Sebastien Dionne's blog

GWS Deployer 1.9.17 : Reloaded : New Features Part 3 : PHP Support

Posted by survivant on September 11, 2009 at 10:45 AM PDT
In a previous post : PART2 I describe how to run JSP over Grizzly. Now I'll show you how to run PHP over Grizzly.

here a sample web.xml file for PHP support. (I'm using Quercus, but you could use native PHP too).
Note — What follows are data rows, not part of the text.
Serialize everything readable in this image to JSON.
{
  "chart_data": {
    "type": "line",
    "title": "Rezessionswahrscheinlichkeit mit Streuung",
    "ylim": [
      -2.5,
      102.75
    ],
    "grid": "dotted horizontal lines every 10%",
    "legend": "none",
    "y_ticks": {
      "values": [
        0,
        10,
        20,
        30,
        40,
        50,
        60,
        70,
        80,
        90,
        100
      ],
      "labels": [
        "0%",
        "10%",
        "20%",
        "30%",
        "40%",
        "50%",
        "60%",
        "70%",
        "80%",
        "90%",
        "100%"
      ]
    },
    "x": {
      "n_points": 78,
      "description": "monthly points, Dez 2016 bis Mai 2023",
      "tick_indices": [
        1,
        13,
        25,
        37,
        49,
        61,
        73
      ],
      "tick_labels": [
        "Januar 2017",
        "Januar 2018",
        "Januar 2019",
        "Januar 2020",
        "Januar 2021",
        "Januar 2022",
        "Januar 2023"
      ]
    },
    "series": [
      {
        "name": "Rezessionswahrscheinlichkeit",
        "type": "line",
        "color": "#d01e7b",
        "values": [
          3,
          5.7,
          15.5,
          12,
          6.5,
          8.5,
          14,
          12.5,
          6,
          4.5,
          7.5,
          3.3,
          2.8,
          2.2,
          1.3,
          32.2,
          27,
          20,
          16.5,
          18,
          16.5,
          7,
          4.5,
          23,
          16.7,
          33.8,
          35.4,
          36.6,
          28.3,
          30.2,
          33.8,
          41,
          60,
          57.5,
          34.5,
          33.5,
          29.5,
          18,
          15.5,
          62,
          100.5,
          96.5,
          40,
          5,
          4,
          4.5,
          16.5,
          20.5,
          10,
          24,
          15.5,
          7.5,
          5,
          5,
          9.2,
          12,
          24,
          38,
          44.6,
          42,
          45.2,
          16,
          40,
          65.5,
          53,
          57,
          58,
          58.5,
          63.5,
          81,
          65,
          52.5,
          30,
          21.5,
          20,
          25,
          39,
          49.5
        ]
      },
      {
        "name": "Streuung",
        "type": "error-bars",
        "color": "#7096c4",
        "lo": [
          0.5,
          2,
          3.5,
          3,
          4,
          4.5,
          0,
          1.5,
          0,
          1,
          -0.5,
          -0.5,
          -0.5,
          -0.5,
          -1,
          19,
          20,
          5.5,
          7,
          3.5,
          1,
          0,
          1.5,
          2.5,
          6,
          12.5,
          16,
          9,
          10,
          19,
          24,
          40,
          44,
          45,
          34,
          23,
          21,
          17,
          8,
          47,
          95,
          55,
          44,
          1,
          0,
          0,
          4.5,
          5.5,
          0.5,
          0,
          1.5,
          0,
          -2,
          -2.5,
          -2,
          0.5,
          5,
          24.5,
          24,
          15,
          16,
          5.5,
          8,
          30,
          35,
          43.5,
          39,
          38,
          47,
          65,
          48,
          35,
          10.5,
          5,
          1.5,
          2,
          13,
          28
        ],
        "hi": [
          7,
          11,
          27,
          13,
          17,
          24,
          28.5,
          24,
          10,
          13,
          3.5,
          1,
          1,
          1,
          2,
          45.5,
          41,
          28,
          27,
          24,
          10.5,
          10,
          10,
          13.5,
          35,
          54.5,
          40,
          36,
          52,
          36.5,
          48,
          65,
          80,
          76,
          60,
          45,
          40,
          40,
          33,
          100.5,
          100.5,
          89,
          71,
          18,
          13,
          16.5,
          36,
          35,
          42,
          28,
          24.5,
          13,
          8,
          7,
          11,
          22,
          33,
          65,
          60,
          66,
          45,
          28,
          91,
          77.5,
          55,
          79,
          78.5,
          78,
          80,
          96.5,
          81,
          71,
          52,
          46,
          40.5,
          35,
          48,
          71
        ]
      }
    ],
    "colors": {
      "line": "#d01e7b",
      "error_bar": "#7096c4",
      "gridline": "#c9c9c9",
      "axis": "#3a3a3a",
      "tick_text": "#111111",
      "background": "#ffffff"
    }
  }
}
<?xml version="1.0" encoding="utf-8"?>
<!DOCTYPE web-app
    PUBLIC "-//Sun Microsystems, Inc.//DTD Web Application 2.2//EN"
    "http://java.sun.com/j2ee/dtds/web-app_2_2.dtd">

<web-app>
  <description>Caucho Technology's PHP Implementation</description>

  <servlet>
    <servlet-name>Quercus Servlet</servlet-name>
    <servlet-class>com.caucho.quercus.servlet.QuercusServlet</servlet-class>
  </servlet>

  <servlet-mapping>
    <servlet-name>Quercus Servlet</servlet-name>
    <url-pattern>*.php</url-pattern>
  </servlet-mapping>

  <welcome-file-list>
    <welcome-file>index.php</welcome-file>
  </welcome-file-list>

</web-app>


The last step is to put the required jars into the classpath.
You could put them in the command line with -cp or --classpath or you could use Deployer's param :

--libraryPath=[path]

Example : --libraryPath=/libs:/common_libs

With that you can have PHP support only if you want.